The active ingredient in Agent Orange, and some of the other herbicides used in Vietnam, was contaminated with a chemical called dioxin. Scientists discovered dioxin caused birth defects in laboratory animals. Dioxin may also cause birth defects in people, and it has been linked to several kinds of cancer.

"People were not doing this on purpose," says public health professor Jeanne Stellman, at Columbia University, who has been studying herbicide health effects on veterans for two decades. "In the early 1960s, dioxin had just been identified as a toxic agent. At the time that we were spraying Vietnam, we were using this chemical very, very freely in the United States," she says.

The United States banned the chemical in 1979.

But it has been extremely difficult for doctors to say for sure that the herbicides caused the health problems that Vietnam veterans suffered. Vietnam also says Agent Orange has affected its people. But the evidence has been lacking.

Veterans groups pushed for comprehensive studies. But Ms. Stellman says the U.S. government resisted. "There was a huge political decision to just not do the research. To just say there was no effects, that there were no exposures, and, furthermore, that the research could not be done," she says.

Ms. Stellman says it took an act of Congress to get serious research going on Agent Orange. The Agent Orange Act of 1991 instructed the National Academy of Sciences Institute of Medicine to look into the matter. The institute brougth in Ms. Stellman and her team.

Part of the problem has always been a lack of data on exactly when, where, and how much herbicide was sprayed. Researchers had not been able to put together comprehensive records of Operation Ranch Hand missions until Ms. Stellman found sets of forgotten and poorly-labeled records in the National Archives.

She says the turning point came when she recognized numbers in one set of files looked a lot like numbers with a different label in another set. "And it suddenly all started to make sense to me. And it turned the maps we could draw of the flight paths of the planes, it turned them from this crazy back-and-forth criss-crossing of Vietnam into really targeted efforts," she says.

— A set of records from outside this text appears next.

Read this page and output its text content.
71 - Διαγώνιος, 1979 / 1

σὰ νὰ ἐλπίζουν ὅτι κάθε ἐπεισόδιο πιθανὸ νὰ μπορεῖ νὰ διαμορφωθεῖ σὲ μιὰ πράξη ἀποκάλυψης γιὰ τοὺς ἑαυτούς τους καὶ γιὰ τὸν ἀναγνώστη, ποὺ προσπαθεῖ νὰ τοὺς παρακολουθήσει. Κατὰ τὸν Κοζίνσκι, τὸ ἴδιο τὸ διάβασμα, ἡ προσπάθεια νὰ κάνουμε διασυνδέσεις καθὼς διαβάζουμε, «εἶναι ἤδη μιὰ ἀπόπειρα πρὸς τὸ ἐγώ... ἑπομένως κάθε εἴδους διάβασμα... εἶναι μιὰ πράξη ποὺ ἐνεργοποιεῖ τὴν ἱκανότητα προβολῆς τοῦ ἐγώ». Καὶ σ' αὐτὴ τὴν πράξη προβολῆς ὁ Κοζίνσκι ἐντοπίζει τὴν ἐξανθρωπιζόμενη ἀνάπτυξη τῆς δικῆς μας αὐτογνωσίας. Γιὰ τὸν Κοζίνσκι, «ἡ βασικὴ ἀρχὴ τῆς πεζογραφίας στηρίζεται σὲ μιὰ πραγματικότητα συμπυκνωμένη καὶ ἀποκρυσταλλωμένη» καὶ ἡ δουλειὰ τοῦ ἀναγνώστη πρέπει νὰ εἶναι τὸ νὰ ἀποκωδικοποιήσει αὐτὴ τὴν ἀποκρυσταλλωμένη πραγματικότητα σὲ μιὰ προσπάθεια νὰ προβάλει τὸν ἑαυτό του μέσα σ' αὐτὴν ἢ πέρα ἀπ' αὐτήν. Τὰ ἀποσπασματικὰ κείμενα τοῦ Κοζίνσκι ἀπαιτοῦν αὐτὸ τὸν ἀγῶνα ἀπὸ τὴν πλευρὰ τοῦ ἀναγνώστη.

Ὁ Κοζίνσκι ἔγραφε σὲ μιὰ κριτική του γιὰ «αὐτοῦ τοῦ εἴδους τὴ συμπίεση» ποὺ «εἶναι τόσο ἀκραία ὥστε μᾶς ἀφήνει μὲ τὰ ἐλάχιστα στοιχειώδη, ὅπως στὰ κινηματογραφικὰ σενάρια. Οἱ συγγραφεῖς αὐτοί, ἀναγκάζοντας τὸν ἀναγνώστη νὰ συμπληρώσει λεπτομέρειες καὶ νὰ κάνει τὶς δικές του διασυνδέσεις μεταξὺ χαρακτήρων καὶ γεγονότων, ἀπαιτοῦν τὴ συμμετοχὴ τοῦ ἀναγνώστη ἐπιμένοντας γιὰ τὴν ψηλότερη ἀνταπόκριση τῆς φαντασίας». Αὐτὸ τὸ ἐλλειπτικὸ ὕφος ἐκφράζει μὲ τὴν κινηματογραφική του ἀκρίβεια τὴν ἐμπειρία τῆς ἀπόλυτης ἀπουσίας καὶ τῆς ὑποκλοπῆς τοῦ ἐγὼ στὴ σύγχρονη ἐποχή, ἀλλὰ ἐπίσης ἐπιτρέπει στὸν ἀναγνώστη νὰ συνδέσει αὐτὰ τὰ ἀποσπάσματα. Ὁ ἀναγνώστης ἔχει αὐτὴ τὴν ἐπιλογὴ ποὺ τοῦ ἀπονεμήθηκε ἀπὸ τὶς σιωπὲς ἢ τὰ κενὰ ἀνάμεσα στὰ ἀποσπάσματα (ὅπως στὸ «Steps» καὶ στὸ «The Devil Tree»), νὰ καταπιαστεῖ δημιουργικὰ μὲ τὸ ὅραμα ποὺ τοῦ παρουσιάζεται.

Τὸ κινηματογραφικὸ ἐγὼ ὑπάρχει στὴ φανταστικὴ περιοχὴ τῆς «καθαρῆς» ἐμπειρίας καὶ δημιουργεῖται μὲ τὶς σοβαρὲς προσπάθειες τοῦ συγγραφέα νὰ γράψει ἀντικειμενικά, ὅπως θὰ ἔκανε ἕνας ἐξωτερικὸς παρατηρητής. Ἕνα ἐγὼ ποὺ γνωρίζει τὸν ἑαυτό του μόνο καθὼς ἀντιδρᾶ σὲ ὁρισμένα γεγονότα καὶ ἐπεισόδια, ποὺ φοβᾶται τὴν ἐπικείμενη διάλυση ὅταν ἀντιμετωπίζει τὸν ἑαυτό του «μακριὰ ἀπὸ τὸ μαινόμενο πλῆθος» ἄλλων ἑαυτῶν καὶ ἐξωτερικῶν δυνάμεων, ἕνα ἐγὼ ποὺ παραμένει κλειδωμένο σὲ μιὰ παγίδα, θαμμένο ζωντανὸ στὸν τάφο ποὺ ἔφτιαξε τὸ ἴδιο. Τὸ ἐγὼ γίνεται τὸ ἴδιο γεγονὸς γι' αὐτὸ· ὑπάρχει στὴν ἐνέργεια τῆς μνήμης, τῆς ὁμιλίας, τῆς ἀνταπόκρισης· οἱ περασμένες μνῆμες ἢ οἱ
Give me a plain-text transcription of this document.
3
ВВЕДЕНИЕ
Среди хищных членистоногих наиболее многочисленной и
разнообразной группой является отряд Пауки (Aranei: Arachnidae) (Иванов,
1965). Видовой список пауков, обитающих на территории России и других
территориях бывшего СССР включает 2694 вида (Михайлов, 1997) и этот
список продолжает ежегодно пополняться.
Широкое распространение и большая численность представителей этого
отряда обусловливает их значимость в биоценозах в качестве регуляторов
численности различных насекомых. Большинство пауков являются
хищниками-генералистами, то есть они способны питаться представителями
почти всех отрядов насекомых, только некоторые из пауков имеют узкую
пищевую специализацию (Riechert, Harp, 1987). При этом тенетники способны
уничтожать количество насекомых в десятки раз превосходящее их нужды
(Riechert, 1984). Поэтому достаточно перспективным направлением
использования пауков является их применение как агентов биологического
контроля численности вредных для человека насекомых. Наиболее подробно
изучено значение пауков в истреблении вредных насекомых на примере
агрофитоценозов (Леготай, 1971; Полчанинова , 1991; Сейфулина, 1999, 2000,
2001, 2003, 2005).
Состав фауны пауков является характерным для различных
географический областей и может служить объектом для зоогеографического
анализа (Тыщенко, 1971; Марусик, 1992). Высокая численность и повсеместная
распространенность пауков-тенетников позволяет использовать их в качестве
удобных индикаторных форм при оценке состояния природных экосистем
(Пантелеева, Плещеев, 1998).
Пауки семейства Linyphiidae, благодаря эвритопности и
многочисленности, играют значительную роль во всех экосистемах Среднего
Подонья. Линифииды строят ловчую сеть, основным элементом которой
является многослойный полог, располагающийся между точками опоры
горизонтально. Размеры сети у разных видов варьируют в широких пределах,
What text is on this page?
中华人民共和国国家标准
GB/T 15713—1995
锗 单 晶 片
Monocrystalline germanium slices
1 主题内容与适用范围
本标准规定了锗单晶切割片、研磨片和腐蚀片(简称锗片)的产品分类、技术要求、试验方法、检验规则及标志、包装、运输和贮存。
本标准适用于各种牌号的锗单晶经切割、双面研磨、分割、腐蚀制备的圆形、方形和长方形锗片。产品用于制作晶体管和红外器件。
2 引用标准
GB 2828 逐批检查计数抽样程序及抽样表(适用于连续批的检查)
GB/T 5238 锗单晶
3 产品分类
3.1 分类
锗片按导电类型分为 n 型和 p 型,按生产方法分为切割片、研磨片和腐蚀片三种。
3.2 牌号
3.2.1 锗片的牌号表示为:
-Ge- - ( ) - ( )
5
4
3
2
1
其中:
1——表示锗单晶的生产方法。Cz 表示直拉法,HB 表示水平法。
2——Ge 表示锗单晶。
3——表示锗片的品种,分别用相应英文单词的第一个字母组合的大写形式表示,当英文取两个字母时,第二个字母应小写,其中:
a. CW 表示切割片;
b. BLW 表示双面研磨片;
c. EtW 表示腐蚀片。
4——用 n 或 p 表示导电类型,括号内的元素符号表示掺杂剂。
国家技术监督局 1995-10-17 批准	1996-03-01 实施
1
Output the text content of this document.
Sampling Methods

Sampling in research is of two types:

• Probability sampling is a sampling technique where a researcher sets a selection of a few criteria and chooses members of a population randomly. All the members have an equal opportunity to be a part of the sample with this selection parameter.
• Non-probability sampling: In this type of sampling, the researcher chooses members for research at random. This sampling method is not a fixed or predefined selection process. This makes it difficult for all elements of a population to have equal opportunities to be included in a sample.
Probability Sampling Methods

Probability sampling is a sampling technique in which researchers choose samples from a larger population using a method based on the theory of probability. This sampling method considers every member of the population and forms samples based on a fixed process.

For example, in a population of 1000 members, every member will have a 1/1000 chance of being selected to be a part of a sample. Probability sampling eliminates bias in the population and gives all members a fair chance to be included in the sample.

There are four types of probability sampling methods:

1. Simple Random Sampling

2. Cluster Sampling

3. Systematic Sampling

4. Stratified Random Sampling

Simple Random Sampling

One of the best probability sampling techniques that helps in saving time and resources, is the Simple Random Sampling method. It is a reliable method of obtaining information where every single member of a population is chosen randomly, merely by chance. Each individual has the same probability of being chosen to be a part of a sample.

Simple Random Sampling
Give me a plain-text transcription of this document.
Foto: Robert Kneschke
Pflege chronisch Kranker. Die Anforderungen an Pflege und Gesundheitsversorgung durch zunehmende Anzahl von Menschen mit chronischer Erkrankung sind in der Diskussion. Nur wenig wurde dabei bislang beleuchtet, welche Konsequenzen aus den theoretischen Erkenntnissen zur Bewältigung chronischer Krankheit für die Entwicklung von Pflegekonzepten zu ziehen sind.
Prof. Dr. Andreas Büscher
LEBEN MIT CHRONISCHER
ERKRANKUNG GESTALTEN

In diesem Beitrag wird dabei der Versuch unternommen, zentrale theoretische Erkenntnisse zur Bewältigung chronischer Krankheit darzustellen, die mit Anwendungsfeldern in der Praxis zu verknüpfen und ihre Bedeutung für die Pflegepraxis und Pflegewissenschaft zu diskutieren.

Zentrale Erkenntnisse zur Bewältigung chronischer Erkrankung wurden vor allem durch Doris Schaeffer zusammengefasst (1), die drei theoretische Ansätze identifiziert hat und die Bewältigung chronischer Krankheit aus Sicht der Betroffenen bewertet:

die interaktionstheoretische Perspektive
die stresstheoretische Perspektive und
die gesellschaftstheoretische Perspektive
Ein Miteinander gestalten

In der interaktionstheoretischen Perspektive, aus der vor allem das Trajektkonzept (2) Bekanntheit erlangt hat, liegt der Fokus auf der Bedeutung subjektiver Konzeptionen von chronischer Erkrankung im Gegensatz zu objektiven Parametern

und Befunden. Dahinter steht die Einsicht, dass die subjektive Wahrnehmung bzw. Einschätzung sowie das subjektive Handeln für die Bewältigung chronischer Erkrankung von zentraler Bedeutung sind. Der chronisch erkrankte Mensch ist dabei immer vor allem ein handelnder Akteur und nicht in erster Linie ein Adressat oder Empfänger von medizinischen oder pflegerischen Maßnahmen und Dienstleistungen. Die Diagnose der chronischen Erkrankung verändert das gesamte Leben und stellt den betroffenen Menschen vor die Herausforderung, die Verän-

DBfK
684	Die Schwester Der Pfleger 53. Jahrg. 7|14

The new maps are much better than previous versions at estimating herbicide exposure. The study also raises the estimate of how much herbicide was sprayed by about seven million liters, and the total amount of dioxin sprayed by nearly twofold. The study also estimates that between two and five million Vietnamese, in more than 3,000 hamlets, were sprayed directly during Operation Ranch Hand.

The study was recently published in the journal Nature.

Ms. Stellman says she could not believe the numbers were so high. "The night before the paper was supposed to be published, I got up at two o'clock in the morning I was so nervous. And I said to myself, I must have counted the hamlets more than once. I must have made a mistake," she says. She went back and checked her work, and there was no mistake.

The Vietnamese government says the study shows how serious the problem is in Vietnam. The Institute of Medicine says the new data makes possible the studies that will help answer lingering questions about the health effects of the herbicide program. For veterans and Vietnamese sprayed with dioxin-containing herbicides three decades ago or more, those answers can not come too soon.